Sharp analyzed various “methods of noncooperation”—political, economic, and social—that stop short of more aggressive disruptions. They include boycotts and strikes (such as the widely observed general strike in Minneapolis last Friday); refusal to participate in administration-supported organizations and events; “quasi-legal evasions and delays” and “reluctant and slow compliance” with government edicts; and finally, nonviolent civil disobedience. Anti-ICE actions that try to thwart the brutal and indiscriminate enforcement of immigration laws can become a form of civil disobedience.
[Adam Serwer: Minnesota proved MAGA wrong]

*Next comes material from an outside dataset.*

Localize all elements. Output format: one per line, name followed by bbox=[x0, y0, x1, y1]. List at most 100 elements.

Nonviolent struggle carries serious risks. It can lead to social ostracism, legal harassment, state intimidation, prison, injury, and, as we’ve seen in Minneapolis, death. One sign of the authoritarian depth to which the U.S. has sunk under Trump is that none of these risks is hard to imagine. Examples accumulate every day. A movement of resistance against an illegitimate regime has a chance of succeeding only if it remains strictly nonviolent and avoids the familiar trap of sectarianism. It has to be democratic, patriotic, and animated by a sense of basic decency that can attract ordinary people—your TV-watching mother, your apathetic teen, your child’s teacher, the retiree next door, the local grocer.
I keep asking myself whether it’s wise to even consider these things. I don’t want to sound alarmist, or delusional, or needlessly provocative. For an American who grew up in the postwar order with its apparently permanent rules, in a democracy with obvious flaws that nonetheless seemed on a course of gradual, inevitable progress, I find it extremely hard to assess the peril. I’m tempted to believe that the country will somehow return to normal, because I want it to be normal. We’ve never been here before, and either the nervous system overreacts or the imagination fails. After Minneapolis, I fear the latter more. Trump is taking the country on a path to tyranny. The first obligation for each of us is to see it and name it. The next is to figure out what to do about it.